Justice Ministry to bar parents from telling their own stories
The Websters made headlines, but, says Matthew Bell, such exposure will soon be impossible
Last Wednesday, Mark and Nicky Webster were told they will never see three of their children again, even though a judge accepted that allegations of abuse could be false. Their story was the lead item on the following day’s BBC news, and appeared in several newspapers with pictures of the couple and quotes of them saying they felt they had been the victims of a miscarriage of justice.
But as of April, because of a change in legislation being introduced by Jack Straw, the Justice Secretary, the media will no longer be able to identify those involved in cases such as the Websters.
It will also be illegal for any children currently in care to speak out, even if they feel they are being maltreated.
The change, unremarked by the press, comes within an overhaul of the law on the reporting of family courts that has otherwise been widely welcomed by the media. Currently there is a blanket ban on journalists entering family courts, but in December Straw announced a change to the law that will allow journalists to attend family court hearings. “A really important veil is being lifted on what happens in these courts” he said. The change was greeted warmly, particularly by The Times, whose columnist Camilla Cavendish had led the campaign to open up the family courts, for which she won the Paul Foot Award. But what The Times omitted to mention was a line, slipped in at the end of Straw’s statement, stating his intention to reverse the decision in a case known as Clayton v Clayton.
Simon Clayton is an intense 47-year-old book-seller from Hay-on-Wye. In 2003, he astonished locals in the Welsh border town by abducting his seven-year-old daughter, days ahead of a divorce hearing, fearing he would lose custody to his wife. He was tracked down to Portugal and brought home under arrest, after which he fought a lengthy custody battle.
When his case was concluded, Clayton found he was legally barred from offering a public explanation for what he had done. He fought the existing legislation, and in 2006 the Court of Appeal reached a landmark ruling that a parent should be allowed to identify himself and his child and tell his story. It was decided that a parent’s right to freedom of expression was greater than a child’s right to privacy.
It is because of that Clayton v Clayton ruling that the Websters were able to speak of their distress on Thursday. “Reversing it will mean that any child or adult who has been in a family court case cannot identify themselves in public,” says Clayton. “The implication of this for papers is bad – editors are only interested in a story if it has a human dimension, if you can see the people or read about them by name.”
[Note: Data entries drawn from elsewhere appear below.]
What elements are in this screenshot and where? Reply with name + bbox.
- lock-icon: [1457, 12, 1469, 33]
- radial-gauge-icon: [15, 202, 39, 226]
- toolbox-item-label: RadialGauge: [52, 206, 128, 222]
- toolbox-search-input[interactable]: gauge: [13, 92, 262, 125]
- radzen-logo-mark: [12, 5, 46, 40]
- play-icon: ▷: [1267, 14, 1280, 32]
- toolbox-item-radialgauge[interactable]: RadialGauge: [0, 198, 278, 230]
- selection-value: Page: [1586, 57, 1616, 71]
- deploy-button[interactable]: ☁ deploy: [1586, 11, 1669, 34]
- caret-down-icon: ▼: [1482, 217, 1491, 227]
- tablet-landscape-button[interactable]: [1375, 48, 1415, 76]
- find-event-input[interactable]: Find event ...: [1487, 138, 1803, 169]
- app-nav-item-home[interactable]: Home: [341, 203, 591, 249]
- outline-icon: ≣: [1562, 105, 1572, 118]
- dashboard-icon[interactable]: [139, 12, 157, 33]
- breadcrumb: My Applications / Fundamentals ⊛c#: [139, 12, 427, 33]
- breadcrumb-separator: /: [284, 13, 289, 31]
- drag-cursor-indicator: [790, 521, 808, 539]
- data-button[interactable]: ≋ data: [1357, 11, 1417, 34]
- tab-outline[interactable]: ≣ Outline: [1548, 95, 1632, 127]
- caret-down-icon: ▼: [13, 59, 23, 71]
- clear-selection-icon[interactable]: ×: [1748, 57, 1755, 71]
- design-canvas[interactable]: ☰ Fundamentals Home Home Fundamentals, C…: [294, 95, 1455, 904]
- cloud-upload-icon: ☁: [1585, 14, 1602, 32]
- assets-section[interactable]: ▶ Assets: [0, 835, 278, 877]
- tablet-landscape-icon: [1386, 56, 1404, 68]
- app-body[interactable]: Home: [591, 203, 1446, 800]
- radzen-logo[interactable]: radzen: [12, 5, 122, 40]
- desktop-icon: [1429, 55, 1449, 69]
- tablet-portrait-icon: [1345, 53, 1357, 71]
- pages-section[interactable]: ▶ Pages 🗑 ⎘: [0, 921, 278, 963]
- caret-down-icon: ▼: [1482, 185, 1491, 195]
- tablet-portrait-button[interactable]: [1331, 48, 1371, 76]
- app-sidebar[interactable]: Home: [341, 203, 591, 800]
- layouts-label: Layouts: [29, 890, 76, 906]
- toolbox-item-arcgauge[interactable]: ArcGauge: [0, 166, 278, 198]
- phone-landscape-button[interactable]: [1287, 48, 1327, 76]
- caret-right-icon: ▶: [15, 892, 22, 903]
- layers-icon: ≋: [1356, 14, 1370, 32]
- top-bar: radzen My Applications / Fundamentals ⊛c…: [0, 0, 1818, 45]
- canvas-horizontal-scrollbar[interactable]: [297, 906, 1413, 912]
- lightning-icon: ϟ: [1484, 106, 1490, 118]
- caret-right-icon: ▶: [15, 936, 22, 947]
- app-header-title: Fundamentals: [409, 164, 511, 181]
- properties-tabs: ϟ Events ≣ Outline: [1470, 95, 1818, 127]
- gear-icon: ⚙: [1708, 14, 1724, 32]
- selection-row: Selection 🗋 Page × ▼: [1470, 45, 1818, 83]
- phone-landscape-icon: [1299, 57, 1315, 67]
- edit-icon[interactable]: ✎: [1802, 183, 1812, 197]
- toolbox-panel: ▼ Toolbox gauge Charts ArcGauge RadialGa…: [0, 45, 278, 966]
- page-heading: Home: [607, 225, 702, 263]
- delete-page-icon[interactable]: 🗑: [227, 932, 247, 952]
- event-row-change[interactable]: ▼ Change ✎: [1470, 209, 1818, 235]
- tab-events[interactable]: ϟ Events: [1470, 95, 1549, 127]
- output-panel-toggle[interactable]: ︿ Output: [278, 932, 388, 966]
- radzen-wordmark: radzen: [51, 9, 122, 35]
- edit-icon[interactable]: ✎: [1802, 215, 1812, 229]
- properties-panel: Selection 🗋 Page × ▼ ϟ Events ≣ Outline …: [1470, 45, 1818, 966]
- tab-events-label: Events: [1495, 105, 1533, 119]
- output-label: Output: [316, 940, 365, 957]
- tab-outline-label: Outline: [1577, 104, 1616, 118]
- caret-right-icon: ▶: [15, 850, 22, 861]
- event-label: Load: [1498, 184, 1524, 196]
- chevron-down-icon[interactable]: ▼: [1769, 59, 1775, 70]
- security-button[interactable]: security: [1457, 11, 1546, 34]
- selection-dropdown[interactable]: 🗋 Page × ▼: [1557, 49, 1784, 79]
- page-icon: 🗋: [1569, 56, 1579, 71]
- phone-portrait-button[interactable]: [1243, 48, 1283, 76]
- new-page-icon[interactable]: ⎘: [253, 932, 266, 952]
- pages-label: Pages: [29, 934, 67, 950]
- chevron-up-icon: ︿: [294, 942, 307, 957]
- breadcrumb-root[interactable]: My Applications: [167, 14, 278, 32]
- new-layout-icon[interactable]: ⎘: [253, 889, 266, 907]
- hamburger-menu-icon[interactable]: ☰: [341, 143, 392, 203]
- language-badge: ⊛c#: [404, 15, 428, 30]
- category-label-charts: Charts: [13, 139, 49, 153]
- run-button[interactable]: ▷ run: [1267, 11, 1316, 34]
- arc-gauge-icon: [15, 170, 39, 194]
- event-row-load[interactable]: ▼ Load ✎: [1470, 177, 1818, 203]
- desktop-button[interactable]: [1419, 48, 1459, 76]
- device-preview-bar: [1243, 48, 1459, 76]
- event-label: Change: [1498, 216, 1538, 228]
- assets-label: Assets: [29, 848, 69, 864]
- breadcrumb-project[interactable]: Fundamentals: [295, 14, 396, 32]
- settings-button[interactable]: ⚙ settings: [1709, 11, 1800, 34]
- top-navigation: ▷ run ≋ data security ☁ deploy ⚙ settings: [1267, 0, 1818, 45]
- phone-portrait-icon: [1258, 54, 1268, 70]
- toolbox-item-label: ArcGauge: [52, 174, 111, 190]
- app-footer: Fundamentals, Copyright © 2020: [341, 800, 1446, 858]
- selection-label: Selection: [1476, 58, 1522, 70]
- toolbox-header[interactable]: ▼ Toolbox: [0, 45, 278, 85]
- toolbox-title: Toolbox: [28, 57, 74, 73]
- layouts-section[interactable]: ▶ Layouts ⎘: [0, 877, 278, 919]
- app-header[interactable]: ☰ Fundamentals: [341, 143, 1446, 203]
Liberal Democrat MP John Hemming agrees: “There are two issues here. One is that the press will be prevented from reporting cases like the Websters with their names and faces. The other is that, at the moment, children who are in care are entitled to speak out if they are unhappy, although it doesn’t happen very often because nobody knows how to do it. The effect of this change will be to gag them.”
Since Clayton v Clayton there have been no complaints of invasion of privacy. “Fran Lyon, Angela Canning, Bob Geldof, Jack Frost – there are more than a dozen people who have benefited from being able to go public with their stories,” says Clayton. “There are thousands of people like the Websters out there who, once their cases are over, will want to log on to a forum and discuss what happened to them and get support. As of April, it will be illegal to identify yourself in any way that could lead to the identification of the child.” Similarly, there are occasions when the children may wish to make a public statement.
Clayton is incensed that Straw is claiming to be opening up the family courts while reversing the Court of Appeal’s ruling, and says he has yet to receive an explanation, or any reply, from Straw’s office. A Ministry of Justice spokesman said: “The Secretary of State has made it clear that any move towards openness in the family courts must be balanced with the welfare, privacy and well-being of children.” She added that the decision to reverse Clayton had been made following a consultation with a variety of bodies. For better or worse, the balance has been tipped against openness.
Some say the child must come first, end of discussion. Others see a sinister attempt to gag those who say the system doesn’t work. Cavendish takes a less conspiratorial view, but is nonetheless perplexed about the reversal of Clayton. “It won’t cancel out the new legislation but it will make it increasingly difficult to report these cases,” she said. “I’m afraid I don’t know why it is happening.”